常時50人以上の労働者を使用する事業者には、衛生管理者の常駐が義務付けられており、製造工場において非常に重要なポジションといえます。

衛生管理者は、労働者の命と健康を守る役割を担っており、工場で働く従業員が被るリスクを軽減し、円滑な作業ができる環境を整えるよう行動していますが、具体的にはどういった業務や権限があるのでしょうか。

今回は、衛生管理の重要性や方法を、衛生管理者の業務内容の観点から解説していきます。

1.工場の労働者を守る衛生管理者とは

衛生管理者には、国家資格で、第一種衛生管理者免許、第二種衛生管理者免許、衛生工学衛生管理者免許、労働衛生コンサルタントなどがあり、工場経営においては第一種衛生管理者免許が必要となります。また、法定有害業務に該当する場合などは、衛生工学衛生管理免許も必要になります。

労働安全衛生法に基づいて、選任された衛生管理者には、下記のような業務が義務付けられています。

・労働者の危険または健康障害を防止するための措置に関すること
・労働者の安全または衛生のための教育の実施に関すること
・健康診断の実施その他の健康の保持増進のための措置に関すること
・労働災害防止の原因の調査及び再発防止対策に関すること

2.工場の衛生管理の仕事

それでは、工場における衛生管理の仕事についてみていきましょう。一般的な事業所においての衛生管理者には第一種、第二種があり、第一種衛生管理者は鉱業や塗装業、製造業(工場)など危険が伴うと考えられる職場の衛生管理を行います。

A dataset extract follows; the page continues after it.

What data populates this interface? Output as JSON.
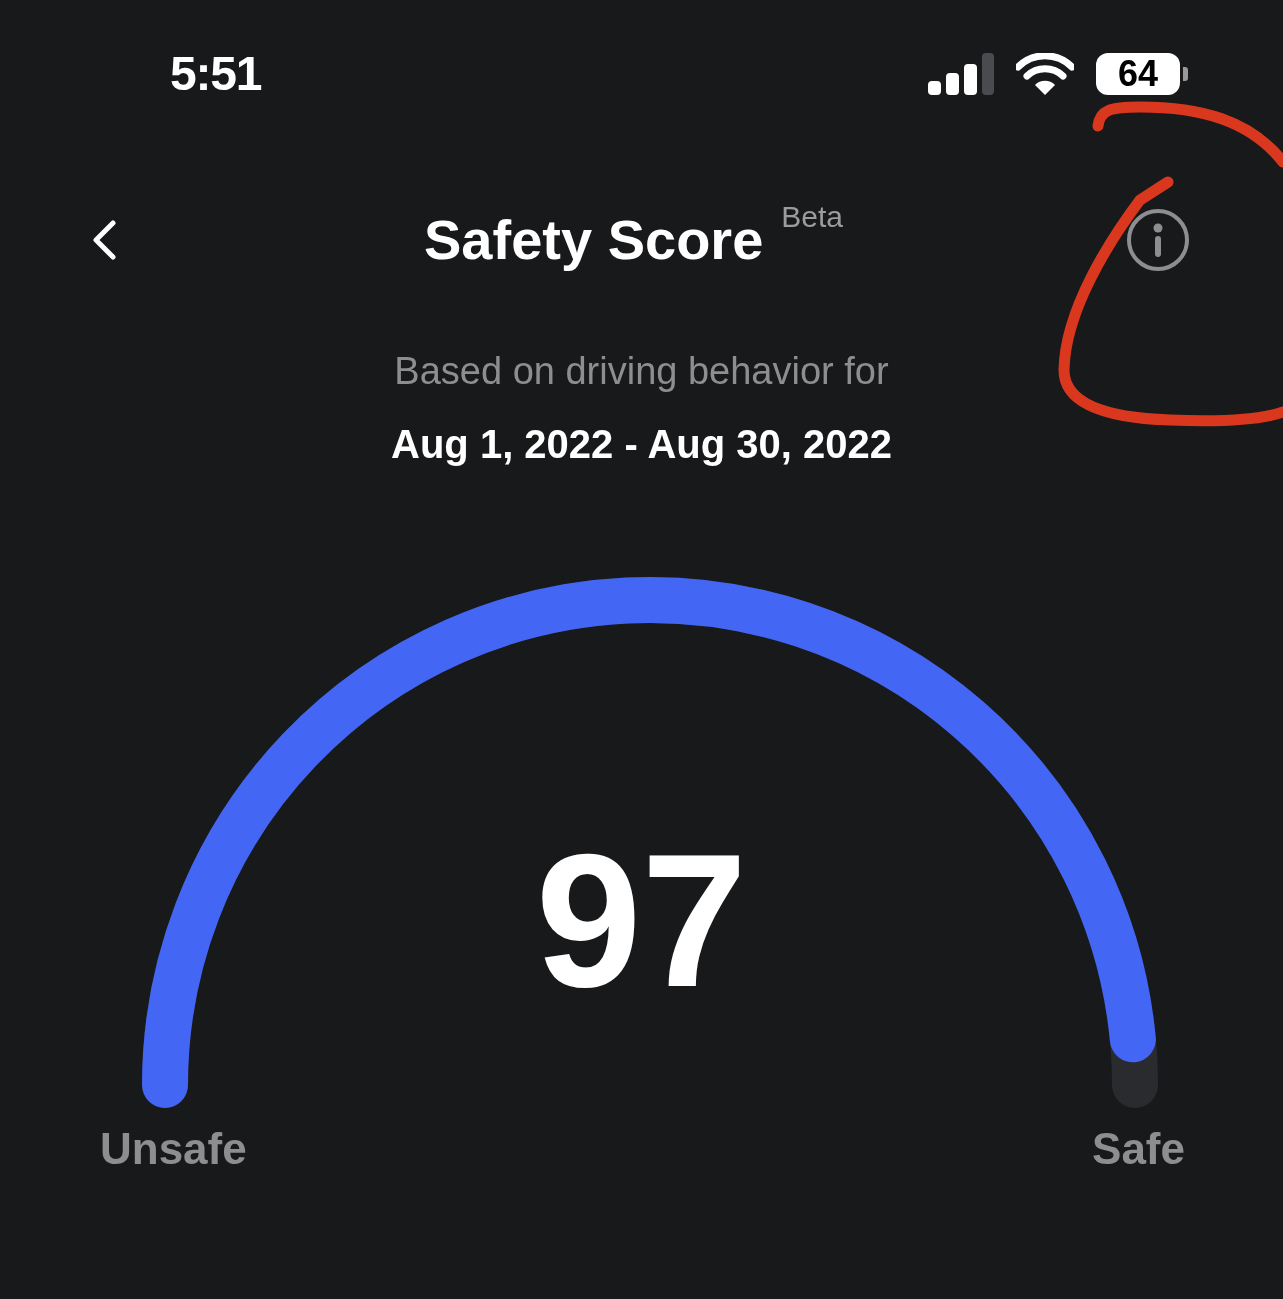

一方で、第二種衛生管理者は通信業や小売業といった危険性の少ない職場での衛生管理のみ可能で、危険を伴う事業所での衛生管理を行えません。また、第一種衛生管理者は資格を持つ正社員でしか衛生管理を行えませんが、第二種衛生管理者の場合は、資格を持つ派遣社員の選任も可能です。

衛生管理者の主な仕事内容を8つご紹介します。

①.週に1回は作業現場を巡視する

衛生管理者は、少なくとも週に1回は作業現場を巡視し、さまざまなチェック項目を確認していきます。

②.設備・作業方法・衛生状態の確認

設備や作業方法、衛生状態などに有害のおそれがないかを確認し、異常があった場合は直ちに必要な措置を取る必要があります。

③.作業環境の衛生上の調査

照明の明るさや作業場所の温度・湿度・空気の状態、騒音・振動・有害物質などが労働者の健康に悪影響を与えていないかを確認します。

④.健康に異常のある者の発見・措置

労働者の健康を管理するために健康診断の日程を調整する、受診率を向上させるといった取り組みを行わなければいけません。

⑤.作業条件・施設などの衛生上の改善

労働を行う施設そのものや作業条件などに関して、衛生面で問題がないかを確認し、問題があればその都度改善していきます。

⑥.労働衛生保護具・救急用具などの点検と整備

日頃から労働衛生保護具や救急用具などをしっかりと整備・点検しておき、いつでも使用できる状態を維持します。

⑦.従業員のストレスチェック

全ての労働者がストレスなく働けるよう、定期的なチェックや環境整備を行います。例えば、タバコを吸う人と吸わない人では休憩の仕方も変わってくるため、休憩室は禁煙にした場合は、どちらにもストレスが生じないよう、別途喫煙コーナーを設けるなどの工夫が求められます。

⑧.従業員の衛生教育・健康相談等の実施など

労働者が自身の健康状態を維持できるように、健康に関する相談や衛生教育を行います。

3.衛生管理者の権限と注意点

実際に工場などの改善業務に対し衛生管理者はどの程度の権限を持って遂行することができるのでしょうか。ここでは、衛生管理者の権限や責任についてご紹介していきます。

衛生管理に必要な権限が与えられる

労働安全衛生法において「事業者は衛生管理者に対し、衛生に関する措置をなし得る権限を与えなければならない」とされています。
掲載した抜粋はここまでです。